How to minimise additional tax assessment sanctions?

The conclusion of a tax inspection resulting in an additional tax assessment is associated with sanctions: a penalty plus default interest; the latter, while technically not a sanction, may be many times higher than the penalty. The Tax Procedure Code offers a variety of options to mitigate these negative effects. Below we provide a practical summary of these options, which will also be discussed in more detail in the upcoming issues of Tax and Legal Update.

If the tax administrator assesses additional tax based on the results of a tax inspection, the duty arises to the taxpayer to pay a penalty equal to 20% of the additionally assessed tax (reduced tax deduction) or 1% of the amount by which a tax loss was decreased.

Additional tax assessments result in tax underpayments subject to default interest, calculated from the date the tax was originally due. In compliance with the amendment to the Tax Procedure Code effective 1 January 2021, the current annual default interest amount equals the CNB repo rate increased by 8 percentage points, i.e. currently 8.25% p.a.
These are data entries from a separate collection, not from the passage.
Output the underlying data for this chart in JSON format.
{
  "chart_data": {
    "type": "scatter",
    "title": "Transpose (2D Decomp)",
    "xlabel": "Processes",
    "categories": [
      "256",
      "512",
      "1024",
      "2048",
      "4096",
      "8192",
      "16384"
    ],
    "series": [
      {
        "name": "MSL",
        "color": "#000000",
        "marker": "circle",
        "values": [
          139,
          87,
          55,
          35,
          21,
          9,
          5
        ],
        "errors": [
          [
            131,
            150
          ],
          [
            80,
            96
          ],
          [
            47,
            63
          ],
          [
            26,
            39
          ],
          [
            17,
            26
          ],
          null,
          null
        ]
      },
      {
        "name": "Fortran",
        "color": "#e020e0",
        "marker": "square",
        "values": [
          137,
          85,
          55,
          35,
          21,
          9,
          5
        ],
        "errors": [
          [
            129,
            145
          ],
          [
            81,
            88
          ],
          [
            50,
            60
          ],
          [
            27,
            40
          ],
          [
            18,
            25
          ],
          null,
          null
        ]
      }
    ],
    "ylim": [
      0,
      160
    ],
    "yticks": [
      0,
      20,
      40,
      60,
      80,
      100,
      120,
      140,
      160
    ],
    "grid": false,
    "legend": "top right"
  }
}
However, until the end of 2020, the repo rate was increased by 14 percentage points, sometimes resulting in default interest significantly exceeding the additionally assessed tax in the case of lengthy tax inspections.
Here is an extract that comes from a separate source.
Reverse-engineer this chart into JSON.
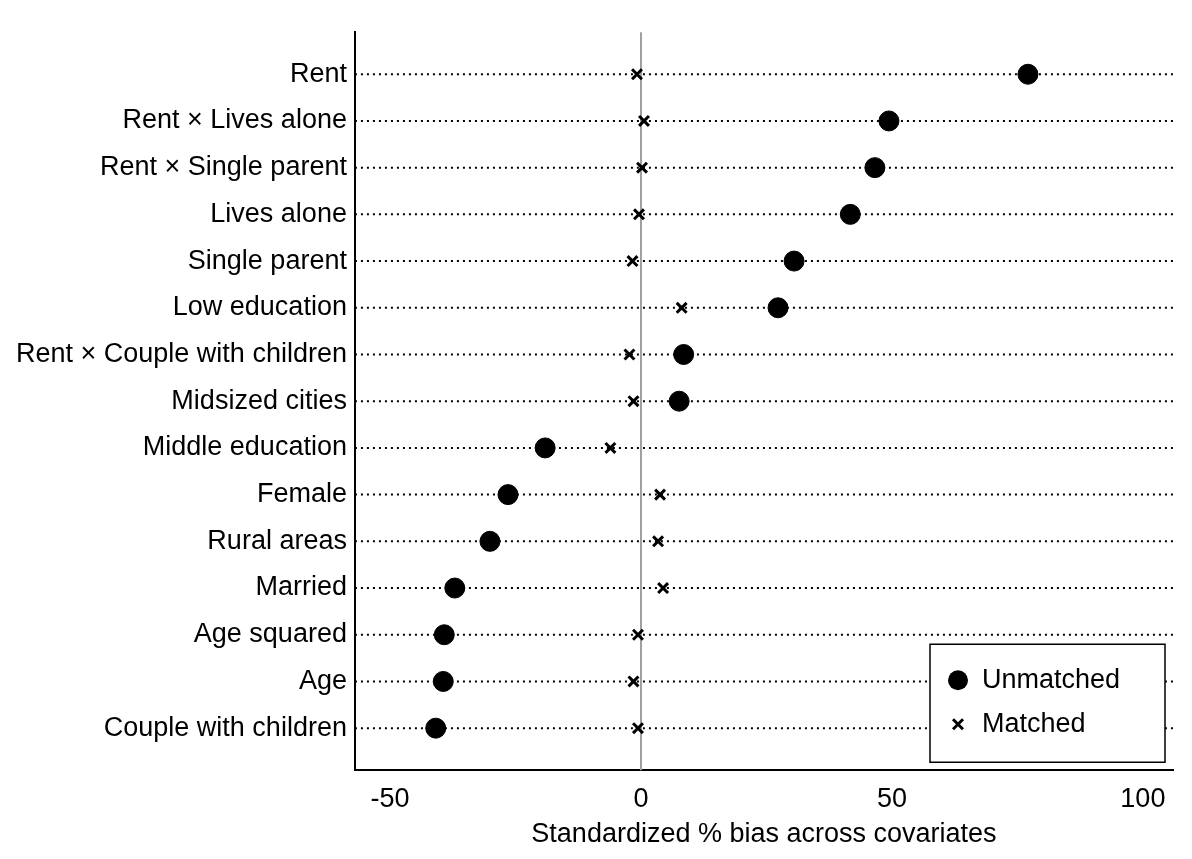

The Tax Procedure Code offers a variety of options to minimise penalties and default interest, in particular:

  • waiver of tax-related charges (penalties and interest);
  • deferment of tax payment;
  • early tax payment.

Waiver of interest or penalties: The taxpayer may apply to the tax administrator for a waiver of up to 75% of a penalty. If the maximum waiver is granted, the penalty may decrease to 5% of the additionally assessed tax. The waiver is conditional upon the taxpayer’s good tax morale and collaboration during the tax inspection. It is also possible to apply for a waiver of default interest and interest on the deferred tax amount if the tax was paid late for justifiable reasons.

Deferment of tax payment: Subject to statutory conditions, the taxpayer may apply for a deferment of the tax payment or ask to pay the outstanding tax in instalments. The taxpayer is given a chance to pay tax later while significantly decreasing the accrued interest: instead of default interest, interest on the deferred tax amount arises, which is roughly half of the default interest amount. The Tax Procedure Code also allows for retrospective deferments of tax payments under certain conditions.

Early tax payment: The payment of expected tax even before its assessment or due date, i.e. during the course of a tax inspection or appeal proceedings, stops further accruing of default interest. If the tax inspection is not developing positively for the taxpayer and additional tax is assessed, we recommend, apart from challenging the conclusions of the inspection itself, also considering the above options to mitigate the effects of the related sanctions.